Die Kräfte der schaukelnde Person auf die Stangen St müssen sich gegenseitig aufheben. Neben der Zugkraft FZ der Arme muss noch eine zweite weniger auffällige Kraft existieren, mit der P auf die Stangen einwirkt. Diese zweite Kraft FS wird vom Körper auf den Sitz ausgeübt.

FZ = - FS

Die Kräfte heben sich auf, nicht aber die zugehörenden Drehmomente. Wenn die schaukelnde Person an den Stangen zieht, dann übt sie in Bezug auf die Achse A mit der Kraft FS ein größeres Drehmoment aus als mit der Kraft FZ . Somit erfolgt eine Beschleunigung nach vorne.

Der durch die Drehung von P verursachten Beschleunigung des Systemschwerpunkts muss eine von außen wirkende Kraft F zugeordnet werden können. Diese Kraft wird durch das Kräftepaar (FZ, FS) bewirkt, welches die Stangen St mit einer Kraft FA gegen die Drehachse A drückt. F ist die Gegenkraft hierzu. Man kann deshalb sagen, P stößt sich während der Vorwärtsbeschleunigung mittels der Stangen St von der Achse A ab.

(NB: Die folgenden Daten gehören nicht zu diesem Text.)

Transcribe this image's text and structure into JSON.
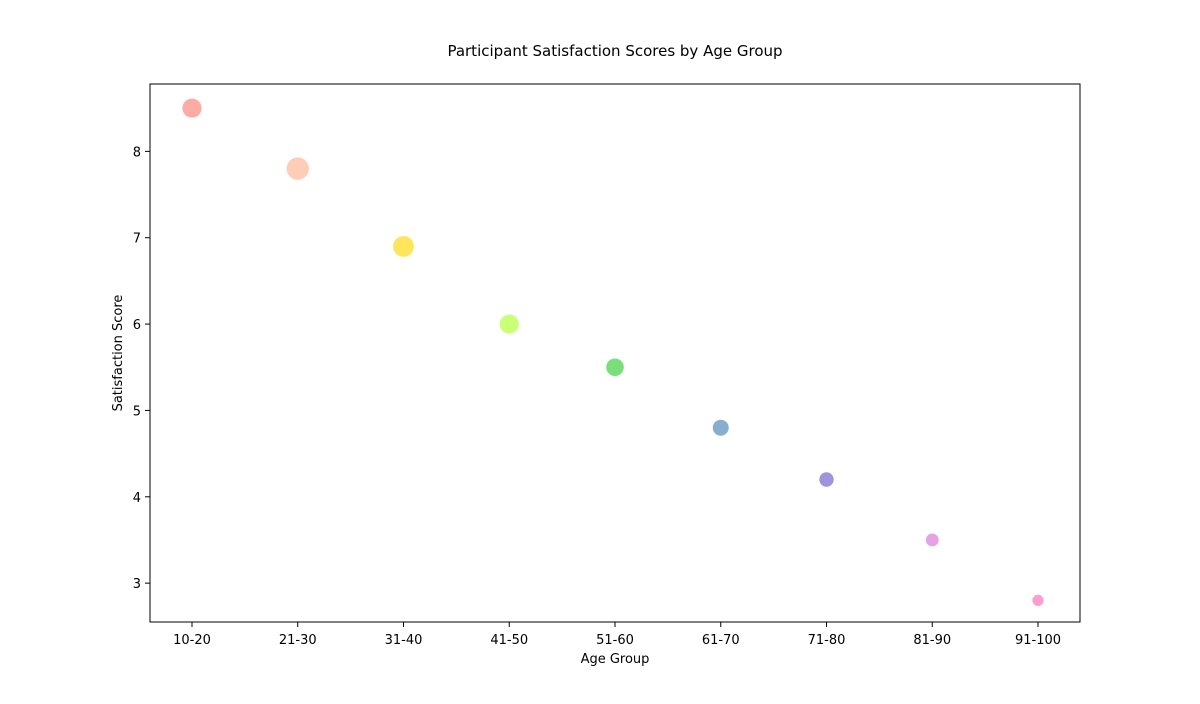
{
  "chart_data": {
    "type": "scatter",
    "title": "Participant Satisfaction Scores by Age Group",
    "xlabel": "Age Group",
    "ylabel": "Satisfaction Score",
    "categories": [
      "10-20",
      "21-30",
      "31-40",
      "41-50",
      "51-60",
      "61-70",
      "71-80",
      "81-90",
      "91-100"
    ],
    "values": [
      8.5,
      7.8,
      6.9,
      6.0,
      5.5,
      4.8,
      4.2,
      3.5,
      2.8
    ],
    "ylim": [
      2.55,
      8.78
    ],
    "yticks": [
      3,
      4,
      5,
      6,
      7,
      8
    ],
    "grid": false,
    "legend": "none",
    "point_colors": [
      "#FA8072",
      "#FFB28F",
      "#FFD700",
      "#ADFF2F",
      "#32CD32",
      "#4682B4",
      "#6A5ACD",
      "#DA70D6",
      "#FF69B4"
    ],
    "point_size_rank": [
      7,
      9,
      8,
      7,
      6,
      5,
      4,
      3,
      2
    ]
  }
}
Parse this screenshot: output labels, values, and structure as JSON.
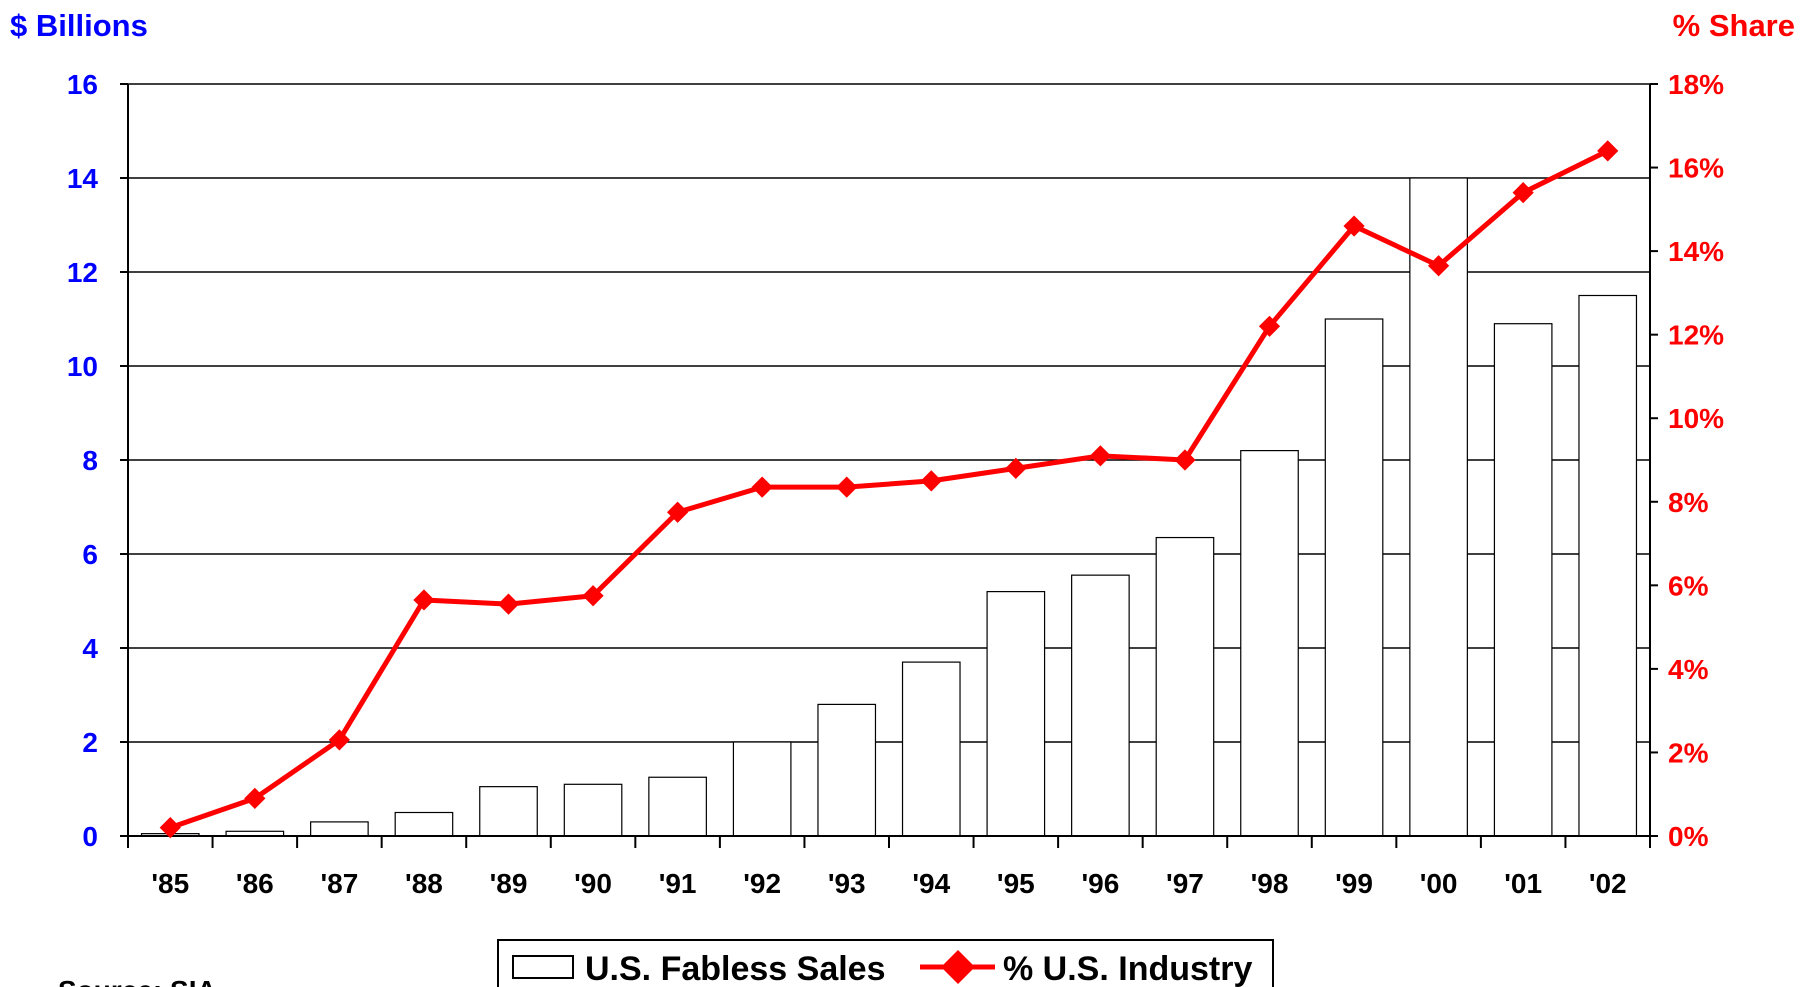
{
  "chart_data": {
    "type": "bar",
    "left_axis_label": "$ Billions",
    "right_axis_label": "% Share",
    "categories": [
      "'85",
      "'86",
      "'87",
      "'88",
      "'89",
      "'90",
      "'91",
      "'92",
      "'93",
      "'94",
      "'95",
      "'96",
      "'97",
      "'98",
      "'99",
      "'00",
      "'01",
      "'02"
    ],
    "left_ticks": [
      "0",
      "2",
      "4",
      "6",
      "8",
      "10",
      "12",
      "14",
      "16"
    ],
    "right_ticks": [
      "0%",
      "2%",
      "4%",
      "6%",
      "8%",
      "10%",
      "12%",
      "14%",
      "16%",
      "18%"
    ],
    "left_ylim": [
      0,
      16
    ],
    "right_ylim": [
      0,
      18
    ],
    "series": [
      {
        "name": "U.S. Fabless Sales",
        "type": "bar",
        "axis": "left",
        "color": "#ffffff",
        "values": [
          0.05,
          0.1,
          0.3,
          0.5,
          1.05,
          1.1,
          1.25,
          2.0,
          2.8,
          3.7,
          5.2,
          5.55,
          6.35,
          8.2,
          11.0,
          14.0,
          10.9,
          11.5
        ]
      },
      {
        "name": "% U.S. Industry",
        "type": "line",
        "axis": "right",
        "color": "#ff0000",
        "values": [
          0.2,
          0.9,
          2.3,
          5.65,
          5.55,
          5.75,
          7.75,
          8.35,
          8.35,
          8.5,
          8.8,
          9.1,
          9.0,
          12.2,
          14.6,
          13.65,
          15.4,
          16.4
        ]
      }
    ],
    "grid": true,
    "legend_position": "bottom-center",
    "source_text": "Source: SIA"
  }
}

Es wurde anfangs darauf hingewiesen, dass die Arme rechts von der Drehachse gebeugt und links von ihr gestreckt werden. Dass sie rechts von der Achse durchgehend gebeugt werden, verwundert zunächst, denn es bleibt meistens erst unbemerkt, dass P beim Zurückschwingen seine Drehung abbremst, auf die Stangen St drückt und somit ein die Rechtsdrehung begünstigendes Drehmoment ausübt – man denke an FS.

Wie verhält es sich auf der linken Seite der Drehachse ?

Bei einer Rechtsdrehung sind die Arme unter der Achse am stärksten gebeugt. P beginnt unter A mit der Streckung der Arme, drückt kräftig gegen die Stangen St und übt damit ein insgesamt nach rechts drehendes Moment aus – man denke an FS. Hat er die größte Schwingungsweite erreicht, dann bremst er bei weiterer Streckung der Arme seine Drehung ab, womit die beginnende Linksdrehung unterstützt wird.

Der hier geschilderte Sachverhalt soll nun noch etwas genauer unter Anwendung der für die Drehbewegung geltenden Gesetze untersucht werden. Man denke sich ein Koordinatensystem mit einer auf den Betrachter gerichteten, zur Achse A parallelen x-Achse.

Wenn sich die Person P nicht dreht (keine Drehung in Bezug auf eine senkrechte Gerade), dann ist der gesamte Drehimpuls Lg der Schaukel gleich dem Drehimpuls des Schwerpunkts S. Der Bezugspunkt der Drehimpulse und des Drehmomente liegt auf der Achse A.

Es gilt: dLg/dt = -d·m·g (siehe Abb. 1)

Es wird mit den x-Koordinaten der Drehimpulse und Drehmomente gearbeitet.

m= Masse der Stangen St + Masse der Person

-d·m·g = Drehmoment der Erdanziehungskraft

Unter den gegeben Bedingungen (die Person dreht sich nicht) ist die Schaukel bei fehlender Reibung ein Pendel mit konstanter Schwingungsweite. Dreht sich P in der beschrieben Weise, dann gilt:

d(Lg +LP)/dt = -d·m·g

LP ist der Drehimpuls von P in Bezug auf den Schwerpunkt S.

dLg /dt + dLP/dt = -d·m·g ↔ dLg/dt = - d·m·g - dLP/dt

- dLP/dt beschreibt das die Schaukelbewegung verstärkende Drehmoment von P, es ist während einer Linksdrehung des Schwerpunkts S positiv und andernfalls negativ, somit immer im Sinne der Schaukelbewegung.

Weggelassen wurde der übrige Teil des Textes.